Log in to ask questions, share your expertise, or stay connected to content you value. Don’t have a login? Learn how to become a member.
We have a network setup between two locations. Those locations are connected to each other using a transit network provider. We are running MPLS, LDP, BGP and L3VPN. Whenever we try to copy something as a test over our L3VPN-VRF (a file, doesn't matter what the type is) from location A to location B, the traffic drops. This is random, there is no pattern here where it fails, sometime it fails around 2% and sometimes at 99%. When we do the same test from location B to location A, the test succeeds. Strange isn't it?
So we did a Wireshark capture on two virtual machines connected directly to the routers on both locations ( so no firewalling here for the sake of eliminating anything that would block the traffic, packets, etc.). When we do the test from location A to B, we see a lot of TCP DUP ACKs and then fast retransmissions and the eventually spurious retransmissions and here is where the copy test fails. When we do the same test from location B to A we only see DUPs and ACKs, but the test succeeds. This is also over the VRFs. We did a layer 2 test, so no VRF's or VPNs and that also succeeded. So there is a problem with the L3VPN and our provider is doing something with the packets what we don't understand and no the provider didn't really want to help claiming they doing "nothing" (PS: this phenomenon began to happen when they decided to change one of their switches with a new one, Extreme Switch).
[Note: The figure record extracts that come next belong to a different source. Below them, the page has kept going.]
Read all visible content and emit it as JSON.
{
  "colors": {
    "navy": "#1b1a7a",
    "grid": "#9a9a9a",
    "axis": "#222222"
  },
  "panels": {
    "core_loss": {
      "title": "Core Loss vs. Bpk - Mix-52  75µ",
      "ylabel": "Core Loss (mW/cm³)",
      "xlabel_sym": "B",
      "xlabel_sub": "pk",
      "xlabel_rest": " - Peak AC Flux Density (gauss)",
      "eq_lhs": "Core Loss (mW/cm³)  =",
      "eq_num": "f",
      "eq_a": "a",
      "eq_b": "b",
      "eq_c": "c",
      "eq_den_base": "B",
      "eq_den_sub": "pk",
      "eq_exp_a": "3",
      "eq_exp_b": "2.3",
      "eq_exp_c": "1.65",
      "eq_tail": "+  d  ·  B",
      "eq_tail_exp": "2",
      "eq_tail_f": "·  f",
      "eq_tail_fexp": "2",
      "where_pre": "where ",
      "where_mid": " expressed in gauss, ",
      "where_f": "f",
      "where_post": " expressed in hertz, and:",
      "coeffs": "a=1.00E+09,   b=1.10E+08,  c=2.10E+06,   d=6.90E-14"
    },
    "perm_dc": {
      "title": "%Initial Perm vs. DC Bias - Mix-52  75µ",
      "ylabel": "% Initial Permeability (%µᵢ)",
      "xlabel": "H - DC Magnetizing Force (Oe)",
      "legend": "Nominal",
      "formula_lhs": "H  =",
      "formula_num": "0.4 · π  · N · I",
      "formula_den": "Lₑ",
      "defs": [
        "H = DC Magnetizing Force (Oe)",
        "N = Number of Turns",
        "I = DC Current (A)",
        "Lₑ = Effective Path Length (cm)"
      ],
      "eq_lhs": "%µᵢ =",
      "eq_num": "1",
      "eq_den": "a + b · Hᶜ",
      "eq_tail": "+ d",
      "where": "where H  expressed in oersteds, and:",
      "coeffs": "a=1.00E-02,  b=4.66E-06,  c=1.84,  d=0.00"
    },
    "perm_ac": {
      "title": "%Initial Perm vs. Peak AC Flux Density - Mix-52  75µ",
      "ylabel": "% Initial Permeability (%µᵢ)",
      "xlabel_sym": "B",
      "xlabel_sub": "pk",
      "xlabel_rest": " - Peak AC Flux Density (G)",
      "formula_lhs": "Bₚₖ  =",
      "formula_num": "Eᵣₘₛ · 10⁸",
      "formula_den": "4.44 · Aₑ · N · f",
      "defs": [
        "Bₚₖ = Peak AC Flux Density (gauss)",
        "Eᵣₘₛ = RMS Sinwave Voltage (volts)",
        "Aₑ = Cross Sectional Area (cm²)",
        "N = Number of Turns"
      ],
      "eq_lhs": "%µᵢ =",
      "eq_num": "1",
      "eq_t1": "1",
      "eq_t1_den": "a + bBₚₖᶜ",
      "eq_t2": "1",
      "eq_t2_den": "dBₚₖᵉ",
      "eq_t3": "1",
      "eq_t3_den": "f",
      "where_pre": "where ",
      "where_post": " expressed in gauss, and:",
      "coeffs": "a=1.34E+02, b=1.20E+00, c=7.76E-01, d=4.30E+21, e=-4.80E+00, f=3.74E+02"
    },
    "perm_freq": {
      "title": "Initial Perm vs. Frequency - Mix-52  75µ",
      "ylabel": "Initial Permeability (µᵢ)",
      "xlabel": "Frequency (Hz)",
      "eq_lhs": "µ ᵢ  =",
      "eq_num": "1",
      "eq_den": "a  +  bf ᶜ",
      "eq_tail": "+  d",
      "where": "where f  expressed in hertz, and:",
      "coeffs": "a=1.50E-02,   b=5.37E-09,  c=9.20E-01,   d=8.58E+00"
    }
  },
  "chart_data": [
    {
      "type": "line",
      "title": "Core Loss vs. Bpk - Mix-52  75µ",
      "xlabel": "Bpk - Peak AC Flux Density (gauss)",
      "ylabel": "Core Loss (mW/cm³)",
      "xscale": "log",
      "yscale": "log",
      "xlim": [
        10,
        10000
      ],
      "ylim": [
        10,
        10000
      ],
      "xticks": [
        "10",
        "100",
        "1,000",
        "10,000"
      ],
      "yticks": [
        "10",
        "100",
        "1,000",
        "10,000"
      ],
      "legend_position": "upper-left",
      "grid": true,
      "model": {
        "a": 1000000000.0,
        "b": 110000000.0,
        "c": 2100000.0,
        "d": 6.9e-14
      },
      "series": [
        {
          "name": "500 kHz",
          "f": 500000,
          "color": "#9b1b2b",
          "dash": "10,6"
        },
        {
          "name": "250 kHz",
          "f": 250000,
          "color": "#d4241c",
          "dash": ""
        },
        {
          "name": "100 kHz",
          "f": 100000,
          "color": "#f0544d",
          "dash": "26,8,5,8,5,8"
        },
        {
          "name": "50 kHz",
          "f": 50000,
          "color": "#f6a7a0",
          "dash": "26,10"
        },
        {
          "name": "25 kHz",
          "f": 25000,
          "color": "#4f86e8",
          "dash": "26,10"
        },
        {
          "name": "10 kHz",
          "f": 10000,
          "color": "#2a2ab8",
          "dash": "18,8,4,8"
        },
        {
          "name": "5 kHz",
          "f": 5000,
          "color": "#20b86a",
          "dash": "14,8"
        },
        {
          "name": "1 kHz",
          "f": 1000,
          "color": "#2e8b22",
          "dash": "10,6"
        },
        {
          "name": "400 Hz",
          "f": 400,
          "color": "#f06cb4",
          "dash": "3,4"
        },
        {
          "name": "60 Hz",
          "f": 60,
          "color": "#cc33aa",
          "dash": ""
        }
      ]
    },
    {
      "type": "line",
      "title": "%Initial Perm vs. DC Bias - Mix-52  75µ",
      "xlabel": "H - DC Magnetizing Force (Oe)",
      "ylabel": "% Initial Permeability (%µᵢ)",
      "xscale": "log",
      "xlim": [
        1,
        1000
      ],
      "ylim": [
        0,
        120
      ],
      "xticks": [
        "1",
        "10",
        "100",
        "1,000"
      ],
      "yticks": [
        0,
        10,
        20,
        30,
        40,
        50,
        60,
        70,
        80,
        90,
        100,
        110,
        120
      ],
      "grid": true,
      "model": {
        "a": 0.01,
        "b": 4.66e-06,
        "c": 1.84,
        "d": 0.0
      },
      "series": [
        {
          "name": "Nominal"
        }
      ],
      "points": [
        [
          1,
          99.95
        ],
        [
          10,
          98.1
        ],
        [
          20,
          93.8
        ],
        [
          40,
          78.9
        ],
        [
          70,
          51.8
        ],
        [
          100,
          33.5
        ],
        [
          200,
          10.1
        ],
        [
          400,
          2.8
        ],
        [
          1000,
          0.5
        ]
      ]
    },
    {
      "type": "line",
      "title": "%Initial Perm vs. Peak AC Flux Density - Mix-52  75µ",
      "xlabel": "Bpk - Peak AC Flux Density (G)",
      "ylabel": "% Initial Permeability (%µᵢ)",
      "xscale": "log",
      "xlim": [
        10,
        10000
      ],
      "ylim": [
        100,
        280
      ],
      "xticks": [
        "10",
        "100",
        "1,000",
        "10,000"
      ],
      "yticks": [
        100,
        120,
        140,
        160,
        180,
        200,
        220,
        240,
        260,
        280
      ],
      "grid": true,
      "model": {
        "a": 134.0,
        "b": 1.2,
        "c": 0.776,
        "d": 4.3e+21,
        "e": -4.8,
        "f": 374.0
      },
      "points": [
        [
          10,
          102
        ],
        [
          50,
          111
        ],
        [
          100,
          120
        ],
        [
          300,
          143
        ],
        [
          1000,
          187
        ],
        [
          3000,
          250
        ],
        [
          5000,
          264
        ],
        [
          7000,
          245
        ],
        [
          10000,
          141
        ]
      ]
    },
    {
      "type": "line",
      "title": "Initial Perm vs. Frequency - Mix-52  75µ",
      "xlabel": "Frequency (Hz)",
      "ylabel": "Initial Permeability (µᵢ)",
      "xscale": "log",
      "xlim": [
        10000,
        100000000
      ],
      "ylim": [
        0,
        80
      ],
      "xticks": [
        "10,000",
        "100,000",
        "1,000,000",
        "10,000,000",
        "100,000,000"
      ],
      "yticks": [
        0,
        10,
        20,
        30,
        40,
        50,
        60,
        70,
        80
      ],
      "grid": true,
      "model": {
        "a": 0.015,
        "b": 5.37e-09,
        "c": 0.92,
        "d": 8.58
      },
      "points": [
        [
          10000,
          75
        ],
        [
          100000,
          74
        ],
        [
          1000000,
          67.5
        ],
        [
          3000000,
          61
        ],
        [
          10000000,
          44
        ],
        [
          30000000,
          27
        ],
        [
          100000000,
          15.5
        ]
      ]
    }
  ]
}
So we decided to dig deeper and found out that when we issue "ping mpls l3vpn prefix xxx.123.123.2 test-vrf.inet.0 sweep" from location A to B, the sweep says mtu size is 0, which means the traffic is dropped, whenever we specify bottom-label-ttl 2 in the ping command, the sweep succeeds as expected. We did the same from location B to A WITHOUT the bottom-label-ttl and it succeeded, this is also where the copy test is working. How could someone change the TTL of the L3VPN? We tested the no-propagate-ttl under MPLS of router A and it didn't seem to have changed anything, also did this on VRF-level. Maybe we are doing this on the wrong place/router? Any ideas?